Model configuration for a non-CLAM MIL model.

Parameters:

model (str, Callable) – Either the name of a model, or a custom torch module. Valid model names include "attention_mil" and "transmil". Defaults to ‘attention_mil’.

Keyword Arguments:

use_lens (bool, optional) – Whether the model expects a second argument to its .forward() function, an array with the bag size for each slide. If None, will default to True for 'attention_mil' models and False otherwise. Defaults to None.

ModelConfigCLAM

class ModelConfigCLAM(*, model: str = 'clam_sb', model_size: str = 'small', bag_loss: str = 'ce', bag_weight: float = 0.7, dropout: bool = False, opt: str = 'adam', inst_loss: str = 'ce', no_inst_cluster: bool = False, B: int = 8, model_kwargs: dict | None = None, validate: bool = True, **kwargs)[source]

Model configuration for CLAM models.

These configuration options are identical to the options in the original CLAM paper.

Keyword Arguments:
  • model (str) – Model. Either 'clam_sb', 'clam_mb', 'mil_fc', or 'mil_fc_mc'. Defaults to 'clam_sb'.

  • model_size (str) –

    Size of the model. Available sizes include:

    clam_sb

    small

    [1024, 512, 256]

    big

    [1024, 512, 384]

    multiscale

    [2048, 512, 256]

    xception

    [2048, 256, 128]

    xception_multi

    [1880, 128, 64]

    xception_3800

    [3800, 512, 256]

    clam_mb

    small

    [1024, 512, 256]

    big

    [1024, 512, 384]

    multiscale

    [2048, 512, 256]

    mil_fc

    small

    [1024, 512]

    mil_fc_mc

    small

    [1024, 512]

  • bag_loss (str) – Primary loss function. Either ‘ce’ or ‘svm’. If ‘ce’, the model loss function is a cross entropy loss. If ‘svm’, the model loss is topk.SmoothTop1SVM. Defaults to ‘ce’.

  • bag_weight (float) – Weight of the bag loss. The total loss is defined0 as W * loss + (1 - W) * instance_loss, where W is the bag weight. Defaults to 0.7

  • dropout (bool) – Add dropout (p=0.25) after the attention layers. Defaults to False.

  • opt (str) – Optimizer. Either ‘adam’ (Adam optimizer) or ‘sgd’ (Stochastic Gradient Descent). Defaults to ‘adam’.

  • inst_loss (str) – Instance loss function. Either ‘ce’ or ‘svm’. If ‘ce’, the instance loss is a cross entropy loss.
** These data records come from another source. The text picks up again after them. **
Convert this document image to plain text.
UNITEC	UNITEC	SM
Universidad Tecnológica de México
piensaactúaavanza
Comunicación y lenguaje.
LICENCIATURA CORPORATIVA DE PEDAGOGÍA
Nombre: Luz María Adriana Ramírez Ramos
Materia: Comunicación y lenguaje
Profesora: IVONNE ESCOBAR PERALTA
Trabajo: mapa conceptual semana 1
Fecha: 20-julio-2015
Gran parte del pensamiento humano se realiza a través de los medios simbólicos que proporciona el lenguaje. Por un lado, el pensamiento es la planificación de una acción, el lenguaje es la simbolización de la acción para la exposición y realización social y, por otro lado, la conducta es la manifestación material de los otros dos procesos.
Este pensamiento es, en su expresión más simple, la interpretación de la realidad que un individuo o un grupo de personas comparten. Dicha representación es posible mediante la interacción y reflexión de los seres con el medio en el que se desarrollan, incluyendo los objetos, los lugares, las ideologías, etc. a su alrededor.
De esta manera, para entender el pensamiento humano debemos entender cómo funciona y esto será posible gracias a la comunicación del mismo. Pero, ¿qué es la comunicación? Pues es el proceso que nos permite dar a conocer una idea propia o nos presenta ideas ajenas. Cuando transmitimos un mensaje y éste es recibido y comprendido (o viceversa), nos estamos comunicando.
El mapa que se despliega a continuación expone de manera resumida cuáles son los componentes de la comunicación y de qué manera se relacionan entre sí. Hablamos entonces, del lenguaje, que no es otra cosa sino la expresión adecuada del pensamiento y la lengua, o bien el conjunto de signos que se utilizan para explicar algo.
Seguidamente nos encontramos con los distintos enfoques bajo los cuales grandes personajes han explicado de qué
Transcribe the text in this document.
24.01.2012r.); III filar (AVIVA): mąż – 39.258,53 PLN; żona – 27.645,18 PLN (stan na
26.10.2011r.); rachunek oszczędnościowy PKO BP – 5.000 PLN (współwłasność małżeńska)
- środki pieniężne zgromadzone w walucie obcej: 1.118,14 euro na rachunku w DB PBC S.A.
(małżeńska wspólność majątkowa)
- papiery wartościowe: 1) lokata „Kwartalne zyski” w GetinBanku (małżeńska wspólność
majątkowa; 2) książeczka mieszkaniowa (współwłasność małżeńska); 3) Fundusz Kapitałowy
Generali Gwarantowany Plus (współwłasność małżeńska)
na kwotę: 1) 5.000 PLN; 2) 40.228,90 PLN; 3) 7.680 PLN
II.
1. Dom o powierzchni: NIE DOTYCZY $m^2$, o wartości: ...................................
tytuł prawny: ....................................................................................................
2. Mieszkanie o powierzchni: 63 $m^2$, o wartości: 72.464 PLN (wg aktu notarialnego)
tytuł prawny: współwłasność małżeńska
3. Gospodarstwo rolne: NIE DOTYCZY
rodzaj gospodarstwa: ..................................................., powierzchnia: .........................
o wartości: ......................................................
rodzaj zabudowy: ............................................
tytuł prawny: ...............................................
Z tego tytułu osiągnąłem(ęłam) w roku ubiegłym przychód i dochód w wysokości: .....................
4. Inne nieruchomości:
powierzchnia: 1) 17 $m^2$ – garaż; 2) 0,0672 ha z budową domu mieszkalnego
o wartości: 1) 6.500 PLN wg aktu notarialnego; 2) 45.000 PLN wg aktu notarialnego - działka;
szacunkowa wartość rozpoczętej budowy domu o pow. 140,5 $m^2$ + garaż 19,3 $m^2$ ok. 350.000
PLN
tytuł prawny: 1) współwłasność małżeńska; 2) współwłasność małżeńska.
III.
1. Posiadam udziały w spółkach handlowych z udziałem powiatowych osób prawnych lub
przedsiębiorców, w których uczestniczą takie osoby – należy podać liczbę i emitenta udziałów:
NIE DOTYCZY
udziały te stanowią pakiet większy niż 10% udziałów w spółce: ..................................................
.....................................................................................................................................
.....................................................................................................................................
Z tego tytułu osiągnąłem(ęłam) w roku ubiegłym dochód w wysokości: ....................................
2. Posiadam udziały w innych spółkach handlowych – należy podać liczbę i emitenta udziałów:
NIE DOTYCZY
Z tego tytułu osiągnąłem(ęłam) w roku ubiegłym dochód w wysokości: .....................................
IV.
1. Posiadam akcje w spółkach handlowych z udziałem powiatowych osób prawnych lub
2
If ‘svm’, the loss is topk.SmoothTop1SVM. Defaults to ‘ce’.

  • no_inst_cluster (bool) – Disable instance-level clustering. Defaults to False.

  • B (int) – Number of positive/negative patches to sample for instance-level training. Defaults to 8.

  • validate (bool) – Validate the hyperparameter configuration. Defaults to True.